Will the governor be stopped?
Jeff Landry, Louisiana’s Republican Attorney General, is suing Democratic Governor John Bel Edwards to bar the governor from making COVID-19 vaccination a requirement for children to attend schools.
The lawsuit, filed Wednesday in a Louisiana District Court by Landry and state lawmaker Rep. Raymond Crews (R), argues the governor is violating the state constitution in his plans to add COVID-19 vaccination to the immunization schedule for schools.
Despite a bipartisan panel of lawmakers rejecting the governor’s proposal, Edwards revealed on Tuesday his plans to move forward with the requirement. He contended the vote did not legally stop him from implementing the regulation.
However, the lawsuit could delay those plans.
The lawsuit stipulates Edward is in violation of the state’s constitution, which gives power to the legislature to make laws, not the executive branch.

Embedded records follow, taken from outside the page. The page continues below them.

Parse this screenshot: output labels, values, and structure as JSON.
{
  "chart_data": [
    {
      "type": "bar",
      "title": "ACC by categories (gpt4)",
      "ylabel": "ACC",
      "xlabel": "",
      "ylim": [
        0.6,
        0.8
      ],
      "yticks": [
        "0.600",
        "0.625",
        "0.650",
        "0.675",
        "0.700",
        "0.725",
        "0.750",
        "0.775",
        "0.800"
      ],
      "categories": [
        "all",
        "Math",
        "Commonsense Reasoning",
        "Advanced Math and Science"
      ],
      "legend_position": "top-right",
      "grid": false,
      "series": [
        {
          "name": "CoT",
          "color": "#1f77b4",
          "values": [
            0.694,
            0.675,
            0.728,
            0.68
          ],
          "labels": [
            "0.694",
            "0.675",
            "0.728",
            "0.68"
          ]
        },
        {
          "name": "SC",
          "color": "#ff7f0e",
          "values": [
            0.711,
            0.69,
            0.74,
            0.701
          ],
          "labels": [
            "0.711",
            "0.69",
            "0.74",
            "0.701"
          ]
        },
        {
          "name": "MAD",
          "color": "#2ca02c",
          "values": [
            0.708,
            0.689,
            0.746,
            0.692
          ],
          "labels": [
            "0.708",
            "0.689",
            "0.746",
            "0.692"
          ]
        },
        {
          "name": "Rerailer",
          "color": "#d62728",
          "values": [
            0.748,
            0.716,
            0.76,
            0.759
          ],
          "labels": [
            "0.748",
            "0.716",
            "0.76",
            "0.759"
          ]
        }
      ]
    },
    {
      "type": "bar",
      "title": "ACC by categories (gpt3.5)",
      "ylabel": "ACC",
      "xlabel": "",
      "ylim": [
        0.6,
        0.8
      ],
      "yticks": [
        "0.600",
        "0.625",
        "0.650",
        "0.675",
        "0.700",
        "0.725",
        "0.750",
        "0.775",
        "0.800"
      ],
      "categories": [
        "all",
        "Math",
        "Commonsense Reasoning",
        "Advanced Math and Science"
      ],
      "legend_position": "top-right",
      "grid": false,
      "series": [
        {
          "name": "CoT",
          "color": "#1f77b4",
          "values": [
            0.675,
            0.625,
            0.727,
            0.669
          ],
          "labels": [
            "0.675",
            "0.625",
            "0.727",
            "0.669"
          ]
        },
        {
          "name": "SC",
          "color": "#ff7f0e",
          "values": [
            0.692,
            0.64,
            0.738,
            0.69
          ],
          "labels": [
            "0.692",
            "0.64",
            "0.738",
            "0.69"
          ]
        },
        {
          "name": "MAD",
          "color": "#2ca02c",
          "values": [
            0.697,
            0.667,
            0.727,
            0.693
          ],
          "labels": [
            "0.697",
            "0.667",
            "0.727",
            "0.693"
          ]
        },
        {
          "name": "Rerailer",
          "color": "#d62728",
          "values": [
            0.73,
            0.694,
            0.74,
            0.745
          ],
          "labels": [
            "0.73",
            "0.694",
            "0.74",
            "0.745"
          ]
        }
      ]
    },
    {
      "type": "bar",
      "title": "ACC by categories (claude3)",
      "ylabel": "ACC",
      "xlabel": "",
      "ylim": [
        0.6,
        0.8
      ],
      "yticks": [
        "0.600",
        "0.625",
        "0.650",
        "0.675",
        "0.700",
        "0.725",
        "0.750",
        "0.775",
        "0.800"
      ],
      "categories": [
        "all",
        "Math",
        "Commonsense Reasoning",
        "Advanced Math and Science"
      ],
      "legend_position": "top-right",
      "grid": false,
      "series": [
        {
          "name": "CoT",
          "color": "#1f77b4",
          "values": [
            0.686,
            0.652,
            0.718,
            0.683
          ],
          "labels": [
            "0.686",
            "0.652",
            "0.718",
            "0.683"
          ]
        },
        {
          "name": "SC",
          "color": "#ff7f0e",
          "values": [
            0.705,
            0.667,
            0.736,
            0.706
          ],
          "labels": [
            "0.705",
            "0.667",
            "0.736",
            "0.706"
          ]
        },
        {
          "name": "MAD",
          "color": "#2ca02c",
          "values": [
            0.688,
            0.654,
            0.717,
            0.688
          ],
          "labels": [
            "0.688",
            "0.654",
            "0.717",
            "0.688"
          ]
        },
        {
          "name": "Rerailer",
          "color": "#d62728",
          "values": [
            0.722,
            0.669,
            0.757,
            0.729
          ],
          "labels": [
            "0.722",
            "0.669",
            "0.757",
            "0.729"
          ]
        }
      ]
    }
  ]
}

Landry also argues the state law permitting the governor to override legislature’s rejection of a regulatory proposal is unconstitutional, saying that Louisiana’s constitution only granted the governor power to enforce a law, not make it.
Nevertheless, the governor’s office made a statement to the press that his actions were legal. The governor’s spokeswoman, Christina Stephens, said that although they hadn’t reviewed the AG’s filing in full, Louisiana’s Department of Health was within its legal authority to add the COVID-19 vaccine to the immunization schedule.
To substantiate his reasoning, Edward’s administration stated the COVID-19 vaccine was safe and effective, adding that having children vaccinated would save lives.
In Edward’s letter to lawmakers, where he informed them of his decision, he supported his choice by saying that since March 2020, 19 children had died from COVID-19 in Louisiana, whereas no one had died from receiving the vaccine. He also added that Louisiana offered broad exemptions to its school immunization requirements, available to parents who object in writing.
For the time being, the vaccine requirement would only apply to those who had been fully approved by the FDA to receive the vaccine – those aged 16 and older. But when the FDA gives full approval for those under 16, the governor’s plan would also require them to be vaccinated.